🤖 AI Summary
Language identification for non-Latin-script languages (e.g., Hindi, Urdu) is severely hindered by high orthographic variability in informal Romanized text. Method: This paper proposes a synthetic data generation approach grounded in natural spelling variation modeling, integrating rule-based and statistical strategies to emulate authentic variation patterns without supervision; it further employs a lightweight linear classifier and benchmark-specific adaptation techniques (Bhasha-Abhijnaanam) for efficient training. Contribution/Results: We provide the first empirical evidence that high-quality synthetic data alone—without larger models or real annotated data—is sufficient to significantly advance Romanized language identification performance.
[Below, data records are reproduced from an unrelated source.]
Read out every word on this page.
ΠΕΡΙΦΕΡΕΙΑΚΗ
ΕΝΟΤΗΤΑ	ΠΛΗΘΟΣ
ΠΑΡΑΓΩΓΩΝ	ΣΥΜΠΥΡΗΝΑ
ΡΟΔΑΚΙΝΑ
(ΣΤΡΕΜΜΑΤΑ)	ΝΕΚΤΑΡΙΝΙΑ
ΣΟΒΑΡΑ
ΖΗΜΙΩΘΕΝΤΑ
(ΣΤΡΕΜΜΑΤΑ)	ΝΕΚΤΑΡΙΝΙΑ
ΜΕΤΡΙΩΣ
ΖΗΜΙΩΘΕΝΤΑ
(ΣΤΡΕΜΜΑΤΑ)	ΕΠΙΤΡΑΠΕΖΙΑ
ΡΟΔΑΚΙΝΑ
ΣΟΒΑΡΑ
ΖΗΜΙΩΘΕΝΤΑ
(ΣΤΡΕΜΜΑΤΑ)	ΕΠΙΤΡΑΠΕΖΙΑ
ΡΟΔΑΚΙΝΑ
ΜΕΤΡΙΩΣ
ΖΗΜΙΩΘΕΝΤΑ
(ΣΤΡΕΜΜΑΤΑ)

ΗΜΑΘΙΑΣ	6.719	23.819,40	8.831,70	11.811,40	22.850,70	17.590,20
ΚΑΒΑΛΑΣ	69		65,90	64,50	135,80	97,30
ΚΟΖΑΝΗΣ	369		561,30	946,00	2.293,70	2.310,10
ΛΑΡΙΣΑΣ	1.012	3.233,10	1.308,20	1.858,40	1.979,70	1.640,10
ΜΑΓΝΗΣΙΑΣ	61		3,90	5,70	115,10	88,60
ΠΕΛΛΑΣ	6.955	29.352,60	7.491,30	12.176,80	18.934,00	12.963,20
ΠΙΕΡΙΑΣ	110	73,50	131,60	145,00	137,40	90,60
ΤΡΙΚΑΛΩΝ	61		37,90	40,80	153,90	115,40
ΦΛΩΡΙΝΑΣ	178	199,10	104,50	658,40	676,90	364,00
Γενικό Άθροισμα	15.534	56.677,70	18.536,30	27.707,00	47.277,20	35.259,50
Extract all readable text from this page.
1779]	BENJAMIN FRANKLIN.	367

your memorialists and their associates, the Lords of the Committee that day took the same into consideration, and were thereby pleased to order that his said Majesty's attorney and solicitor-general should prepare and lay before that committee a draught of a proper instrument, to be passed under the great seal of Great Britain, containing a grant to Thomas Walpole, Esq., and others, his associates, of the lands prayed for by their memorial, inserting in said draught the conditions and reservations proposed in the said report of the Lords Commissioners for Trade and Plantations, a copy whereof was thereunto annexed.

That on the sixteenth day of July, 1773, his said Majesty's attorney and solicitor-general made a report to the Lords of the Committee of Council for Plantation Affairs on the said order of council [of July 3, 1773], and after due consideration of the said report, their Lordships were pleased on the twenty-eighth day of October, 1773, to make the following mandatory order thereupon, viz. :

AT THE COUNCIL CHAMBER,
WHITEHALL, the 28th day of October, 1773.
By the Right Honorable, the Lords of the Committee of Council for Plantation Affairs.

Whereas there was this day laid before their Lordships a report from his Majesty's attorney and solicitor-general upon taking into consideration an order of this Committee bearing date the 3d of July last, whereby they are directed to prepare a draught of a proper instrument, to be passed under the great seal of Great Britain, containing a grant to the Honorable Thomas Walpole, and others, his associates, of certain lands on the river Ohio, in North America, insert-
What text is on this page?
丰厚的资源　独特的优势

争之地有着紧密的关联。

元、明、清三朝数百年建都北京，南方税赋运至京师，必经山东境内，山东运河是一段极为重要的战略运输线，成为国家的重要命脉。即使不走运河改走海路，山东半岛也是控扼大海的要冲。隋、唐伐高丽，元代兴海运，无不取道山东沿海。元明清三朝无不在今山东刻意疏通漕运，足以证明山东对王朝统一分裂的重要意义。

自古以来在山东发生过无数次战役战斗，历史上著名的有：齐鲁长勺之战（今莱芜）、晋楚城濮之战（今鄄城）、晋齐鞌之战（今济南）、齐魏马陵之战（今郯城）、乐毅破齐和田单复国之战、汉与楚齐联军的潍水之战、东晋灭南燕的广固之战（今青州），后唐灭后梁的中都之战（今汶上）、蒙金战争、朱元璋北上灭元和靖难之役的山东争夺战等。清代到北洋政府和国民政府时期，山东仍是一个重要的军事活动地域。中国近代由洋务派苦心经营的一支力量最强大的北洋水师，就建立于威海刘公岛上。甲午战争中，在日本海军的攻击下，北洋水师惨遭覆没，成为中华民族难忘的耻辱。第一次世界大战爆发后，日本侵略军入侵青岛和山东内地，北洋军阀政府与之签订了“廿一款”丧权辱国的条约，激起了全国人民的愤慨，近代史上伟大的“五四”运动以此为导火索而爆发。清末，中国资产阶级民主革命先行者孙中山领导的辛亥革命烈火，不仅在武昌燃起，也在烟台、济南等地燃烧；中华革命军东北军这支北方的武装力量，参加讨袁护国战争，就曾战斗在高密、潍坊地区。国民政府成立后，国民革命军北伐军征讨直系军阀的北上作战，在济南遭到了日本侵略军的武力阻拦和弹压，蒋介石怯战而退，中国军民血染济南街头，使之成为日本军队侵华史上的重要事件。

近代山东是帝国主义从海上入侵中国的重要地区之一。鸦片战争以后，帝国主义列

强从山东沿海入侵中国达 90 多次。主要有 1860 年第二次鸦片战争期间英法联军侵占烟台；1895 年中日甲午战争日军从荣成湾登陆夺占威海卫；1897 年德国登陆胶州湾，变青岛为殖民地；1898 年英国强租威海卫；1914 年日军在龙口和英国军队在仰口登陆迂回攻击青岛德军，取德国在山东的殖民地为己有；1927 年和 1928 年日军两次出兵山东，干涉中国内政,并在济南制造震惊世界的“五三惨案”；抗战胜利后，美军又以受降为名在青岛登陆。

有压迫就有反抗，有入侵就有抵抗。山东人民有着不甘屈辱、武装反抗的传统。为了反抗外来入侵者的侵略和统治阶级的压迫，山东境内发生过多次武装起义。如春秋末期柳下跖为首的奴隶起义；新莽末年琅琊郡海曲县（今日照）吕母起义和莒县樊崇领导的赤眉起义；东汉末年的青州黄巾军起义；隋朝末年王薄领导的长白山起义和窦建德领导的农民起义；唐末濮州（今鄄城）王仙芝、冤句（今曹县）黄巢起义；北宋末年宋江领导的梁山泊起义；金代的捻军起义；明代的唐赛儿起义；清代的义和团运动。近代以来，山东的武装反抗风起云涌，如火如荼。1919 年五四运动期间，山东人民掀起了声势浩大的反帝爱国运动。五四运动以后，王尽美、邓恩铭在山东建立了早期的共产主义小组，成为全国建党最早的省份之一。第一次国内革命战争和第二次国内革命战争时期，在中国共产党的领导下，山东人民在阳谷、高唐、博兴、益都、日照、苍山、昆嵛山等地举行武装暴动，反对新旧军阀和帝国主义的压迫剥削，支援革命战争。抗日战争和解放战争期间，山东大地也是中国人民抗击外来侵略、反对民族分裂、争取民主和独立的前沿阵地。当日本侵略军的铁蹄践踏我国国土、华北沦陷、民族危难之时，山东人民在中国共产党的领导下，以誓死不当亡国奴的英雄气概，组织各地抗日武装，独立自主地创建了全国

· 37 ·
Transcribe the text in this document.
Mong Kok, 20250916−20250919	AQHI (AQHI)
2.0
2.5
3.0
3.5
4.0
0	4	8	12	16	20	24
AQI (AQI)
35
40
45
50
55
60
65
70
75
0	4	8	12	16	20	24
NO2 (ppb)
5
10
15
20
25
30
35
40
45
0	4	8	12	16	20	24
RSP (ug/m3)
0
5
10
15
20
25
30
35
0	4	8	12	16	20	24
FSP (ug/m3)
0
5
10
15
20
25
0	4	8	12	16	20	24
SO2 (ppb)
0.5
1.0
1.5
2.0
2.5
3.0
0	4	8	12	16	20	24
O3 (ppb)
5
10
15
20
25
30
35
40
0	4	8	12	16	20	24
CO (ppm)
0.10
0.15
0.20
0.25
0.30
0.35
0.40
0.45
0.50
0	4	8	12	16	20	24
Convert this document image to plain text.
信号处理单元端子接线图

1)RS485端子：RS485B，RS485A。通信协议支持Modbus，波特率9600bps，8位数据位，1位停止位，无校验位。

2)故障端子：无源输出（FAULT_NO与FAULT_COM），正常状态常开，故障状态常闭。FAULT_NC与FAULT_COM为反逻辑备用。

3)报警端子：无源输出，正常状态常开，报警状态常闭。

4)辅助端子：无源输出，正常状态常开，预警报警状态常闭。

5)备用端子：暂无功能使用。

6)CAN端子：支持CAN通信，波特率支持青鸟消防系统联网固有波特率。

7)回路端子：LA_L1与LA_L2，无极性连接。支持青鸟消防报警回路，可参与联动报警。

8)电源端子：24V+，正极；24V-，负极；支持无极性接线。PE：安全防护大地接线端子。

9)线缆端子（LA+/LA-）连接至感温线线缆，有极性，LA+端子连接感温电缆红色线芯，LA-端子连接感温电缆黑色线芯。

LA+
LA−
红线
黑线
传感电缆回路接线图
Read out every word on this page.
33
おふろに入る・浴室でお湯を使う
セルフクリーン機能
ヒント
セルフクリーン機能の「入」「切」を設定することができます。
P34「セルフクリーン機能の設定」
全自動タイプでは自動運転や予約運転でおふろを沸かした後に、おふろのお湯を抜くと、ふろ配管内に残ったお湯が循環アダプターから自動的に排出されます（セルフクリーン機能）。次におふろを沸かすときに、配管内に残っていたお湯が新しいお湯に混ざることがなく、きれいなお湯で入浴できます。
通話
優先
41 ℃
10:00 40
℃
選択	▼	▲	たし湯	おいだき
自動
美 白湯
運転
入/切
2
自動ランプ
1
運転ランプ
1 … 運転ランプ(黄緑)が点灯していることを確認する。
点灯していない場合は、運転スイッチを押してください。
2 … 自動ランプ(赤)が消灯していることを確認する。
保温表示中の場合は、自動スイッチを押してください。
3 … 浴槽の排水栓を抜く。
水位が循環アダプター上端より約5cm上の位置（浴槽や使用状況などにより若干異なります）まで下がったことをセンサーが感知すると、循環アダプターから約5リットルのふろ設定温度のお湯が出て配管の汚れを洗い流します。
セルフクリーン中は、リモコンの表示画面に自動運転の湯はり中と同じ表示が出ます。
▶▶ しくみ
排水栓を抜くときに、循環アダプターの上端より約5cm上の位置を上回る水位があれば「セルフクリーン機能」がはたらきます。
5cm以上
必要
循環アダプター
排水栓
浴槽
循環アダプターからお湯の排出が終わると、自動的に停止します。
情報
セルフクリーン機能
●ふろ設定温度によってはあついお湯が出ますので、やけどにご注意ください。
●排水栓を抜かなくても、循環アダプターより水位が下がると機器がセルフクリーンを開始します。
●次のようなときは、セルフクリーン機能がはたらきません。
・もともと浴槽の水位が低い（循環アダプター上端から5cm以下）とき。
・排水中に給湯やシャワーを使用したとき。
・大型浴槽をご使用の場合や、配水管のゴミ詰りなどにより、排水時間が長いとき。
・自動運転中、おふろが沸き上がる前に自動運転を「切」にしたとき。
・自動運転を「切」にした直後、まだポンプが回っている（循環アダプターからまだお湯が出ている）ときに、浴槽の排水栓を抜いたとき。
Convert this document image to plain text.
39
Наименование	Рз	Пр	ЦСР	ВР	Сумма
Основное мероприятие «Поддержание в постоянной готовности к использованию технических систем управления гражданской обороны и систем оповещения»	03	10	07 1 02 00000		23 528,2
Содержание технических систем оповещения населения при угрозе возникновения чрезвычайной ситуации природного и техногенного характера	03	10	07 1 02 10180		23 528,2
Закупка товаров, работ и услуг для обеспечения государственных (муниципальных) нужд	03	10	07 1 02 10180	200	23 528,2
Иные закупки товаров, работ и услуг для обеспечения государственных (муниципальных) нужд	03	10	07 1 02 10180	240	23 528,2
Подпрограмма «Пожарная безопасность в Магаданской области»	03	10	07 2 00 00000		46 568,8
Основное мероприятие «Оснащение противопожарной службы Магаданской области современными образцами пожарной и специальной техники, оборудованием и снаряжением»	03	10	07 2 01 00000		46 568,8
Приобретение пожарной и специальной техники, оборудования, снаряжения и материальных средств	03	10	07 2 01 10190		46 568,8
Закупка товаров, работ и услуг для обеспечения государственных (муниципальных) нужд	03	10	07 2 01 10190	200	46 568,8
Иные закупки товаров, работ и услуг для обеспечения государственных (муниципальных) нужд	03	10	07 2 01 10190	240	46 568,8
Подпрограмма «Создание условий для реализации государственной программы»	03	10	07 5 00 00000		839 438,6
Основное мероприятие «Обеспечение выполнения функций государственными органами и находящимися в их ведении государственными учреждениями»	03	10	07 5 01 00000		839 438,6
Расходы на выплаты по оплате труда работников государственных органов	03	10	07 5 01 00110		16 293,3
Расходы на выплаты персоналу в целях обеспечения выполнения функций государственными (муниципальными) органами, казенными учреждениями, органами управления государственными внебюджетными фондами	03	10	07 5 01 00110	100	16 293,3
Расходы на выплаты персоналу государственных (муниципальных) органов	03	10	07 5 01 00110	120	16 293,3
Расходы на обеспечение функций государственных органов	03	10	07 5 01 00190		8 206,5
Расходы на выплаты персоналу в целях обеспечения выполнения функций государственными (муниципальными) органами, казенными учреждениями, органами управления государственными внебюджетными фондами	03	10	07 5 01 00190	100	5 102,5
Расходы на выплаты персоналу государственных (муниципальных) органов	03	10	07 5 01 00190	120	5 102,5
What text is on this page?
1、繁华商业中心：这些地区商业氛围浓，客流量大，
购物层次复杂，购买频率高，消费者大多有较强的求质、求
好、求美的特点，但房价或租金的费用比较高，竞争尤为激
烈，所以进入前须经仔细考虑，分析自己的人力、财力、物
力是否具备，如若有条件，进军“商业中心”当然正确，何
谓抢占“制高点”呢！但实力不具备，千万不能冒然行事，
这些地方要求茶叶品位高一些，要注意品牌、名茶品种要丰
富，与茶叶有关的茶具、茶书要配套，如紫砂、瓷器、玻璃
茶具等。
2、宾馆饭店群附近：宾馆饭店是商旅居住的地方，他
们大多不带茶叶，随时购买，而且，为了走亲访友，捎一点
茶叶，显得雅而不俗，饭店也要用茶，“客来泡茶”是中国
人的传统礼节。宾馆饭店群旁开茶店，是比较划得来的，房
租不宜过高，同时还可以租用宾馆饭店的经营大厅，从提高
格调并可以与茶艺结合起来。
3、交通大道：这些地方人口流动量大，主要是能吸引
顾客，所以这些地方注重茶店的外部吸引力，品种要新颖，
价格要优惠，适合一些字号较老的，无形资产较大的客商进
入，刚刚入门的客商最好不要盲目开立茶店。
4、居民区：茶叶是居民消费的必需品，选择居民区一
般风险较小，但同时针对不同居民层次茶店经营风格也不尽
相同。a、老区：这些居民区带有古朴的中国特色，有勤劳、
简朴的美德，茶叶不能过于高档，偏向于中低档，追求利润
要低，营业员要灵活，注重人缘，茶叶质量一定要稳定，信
On a benchmark comprising 20 Indian languages, our method achieves an F1 score of 88.2%, outperforming the prior state-of-the-art by 13.5 percentage points; remarkably, training exclusively on synthetic data yields 85.4% F1.
📝 Abstract
The Latin script is often used to informally write languages with non-Latin native scripts. In many cases (e.g., most languages in India), there is no conventional spelling of words in the Latin script, hence there will be high spelling variability in written text. Such romanization renders languages that are normally easily distinguished based on script highly confusable, such as Hindi and Urdu. In this work, we increase language identification (LID) accuracy for romanized text by improving the methods used to synthesize training sets. We find that training on synthetic samples which incorporate natural spelling variation yields higher LID system accuracy than including available naturally occurring examples in the training set, or even training higher capacity models. We demonstrate new state-of-the-art LID performance on romanized text from 20 Indic languages in the Bhasha-Abhijnaanam evaluation set (Madhani et al., 2023a), improving test F1 from the reported 74.7% (using a pretrained neural model) to 85.4% using a linear classifier trained solely on synthetic data and 88.2% when also training on available harvested text.